Kasih-sayang kepada umat seperti seorang ibu. Semua filantropis mencintai kemanusiaan sepanjang hidupnya. Tetapi suatu kecintaan yang alami dan naluri seperti seorang ibu kepada anak-anaknya patut dipertimbangkan. Perlakuan para lawan nabi dan musuh Islam di Mekkah, bisa dibandingkan dengan anak yang nakal dan tidak patuh kepada ibunya. Betapa orang-orang Mekkah memperlakukan Nabi tak disembunyikan pada siapapun.

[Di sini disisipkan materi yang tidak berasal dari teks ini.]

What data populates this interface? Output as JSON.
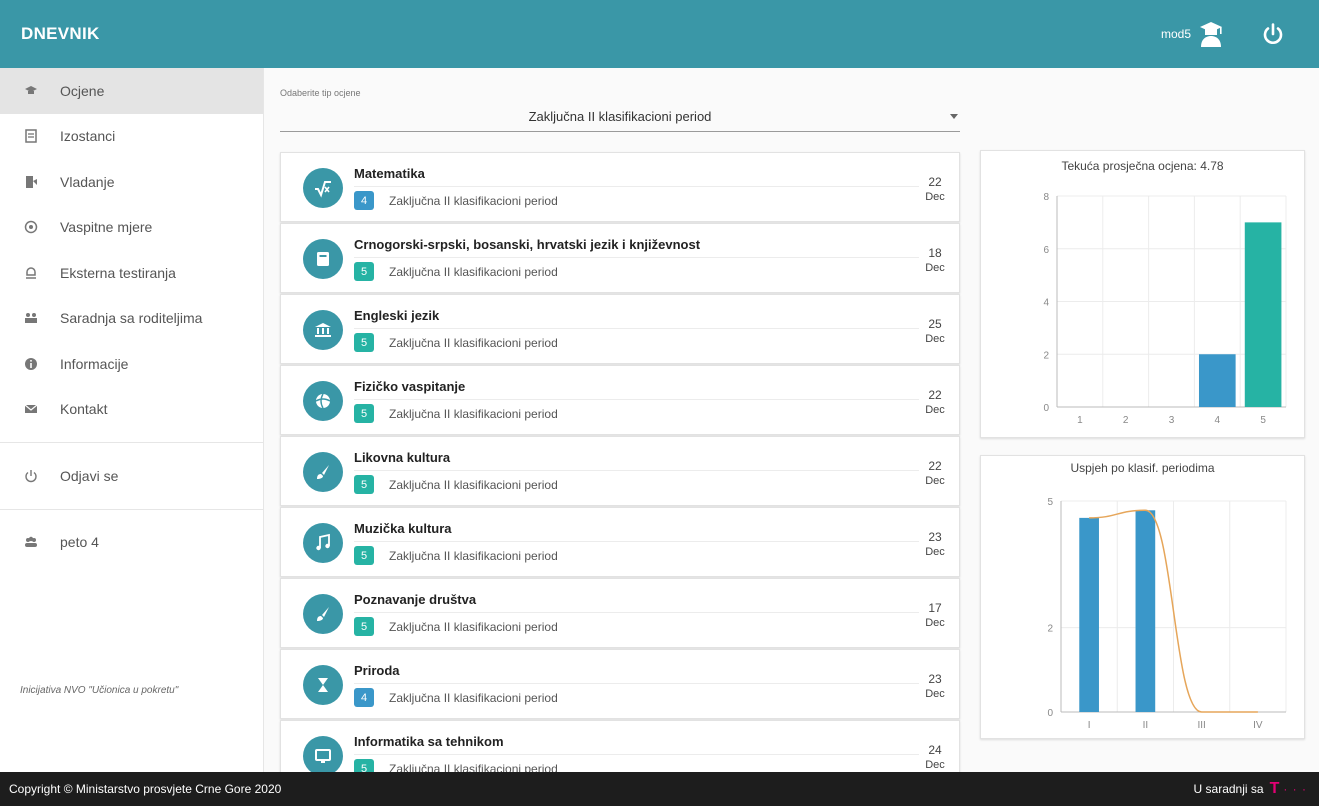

Namun cara dimana Nabi menunjukkan naluri cinta, kehangatan dan penuh perhatiannya demi kebaikan mereka adalah bukti yang jelas dari perasaannya yang penuh rahmat. Dia menaruh simpati yang sebesar-besarnya kepada fakir-miskin, budak yang hina. Suatu kisah bisa dikutip di sini. Zaid bin Harits adalah seorang budak, yang dibebaskan oleh Nabi. Ayah Zaid datang untuk membawanya pulang, tetapi cintanya kepada Nabi begitu kuat di hatinya sehingga dia lebih cinta dan simpati kepada Nabi di bandingkan bapaknya sendiri. Lagi, seseorang suatu kali muncul ke hadapan Nabi  dan berkata: Wahai Nabi yang paling ditinggikan Tuhan, berapa kali saya harus memaafkan seorang budak? Nabi lama berdiam diri. Dia mengulangi pertanyaannya namun Nabi tetap terdiam. Ketika dia bertanya untuk ke tiga kalinya, maka jawaban Nabi adalah: “Tujuhpuluh kali”.

Memaafkan suatu kesalahan dan apalagi itu adalah kesalahan seorang budak, dan di atas itu memaafkan tujuhpuluh kali sehari, sesungguhnya adalah sesuatu yang mustahil dicapai. Hanyalah jiwa yang seperti ibu, yang bisa memiliki begitu besar cinta dan kasih untuk melakukan ini semua. Nabi telah meletakkan semuanya ini dalam praktik. Anas yang adalah pembantu Nabi, mengatakan bahwa Nabi Suci dalam sepanjang hayatnya tidak pernah berteriak, apalagi mengatakan seperti ‘Cih’, kepadanya.

Selalu berfikir positif. Quran Suci mengatakan:

“(Yaitu) orang yang mengingat-ingat Allah sambil berdiri dan sambil duduk dan sambil berbaring di atas lambung mereka, dan mereka merenungkan tentang terciptanya langit dan bumi: Tuhan kami, Engkau tak menciptakan itu sia-sia!” (Q.S. 3:190).

Dan lagi Dia memerintahkan Nabi agar berkata:

“Katakanlah: Sesungguhnya salatku dan pengurbananku dan hidupku dan matiku adalah untuk   Allah, Tuhan sarwa sekalian alam” (Q.S. 6:163).

Seorang yang ingat kepada Tuhan sewaktu duduk dan berdiri tak akan pernah lalai terhadap kewajibannya dan beramal salih kepada sesama manusia. Adalah kegelisahannya kepada perbaikan kemanusiaan yang memaksanya untuk bersujud dan bermohon dengan sungguh-sungguh kepada Tuhan serta ber-rendah-hati dalam doanya. Di samping segala perlawanan, dia berdoa dan sangat gelisah serta cemas demi perbaikan dan ketulusan akan umatnya.

Suatu contoh-teladan bagi yang lain: Nabi Muhammad adalah satu-satunya nabi di seluruh galaksi, yang kehidupannya telah ditulis dalam rincian yang sangat ketat. Orang-orang bisa menemukan keselamatan dalam mengikuti jalan kehidupannya. Ini sesuai dengan perintah Quran Suci:

“Sesungguhnya dalam diri Rasulullah kamu mempunyai teladan yang baik bagi orang yang mendambakan Allah dan Hari Akhir, dan yang ingat sebanyak-banyaknya kepada Allah” (Q.S. 33:21).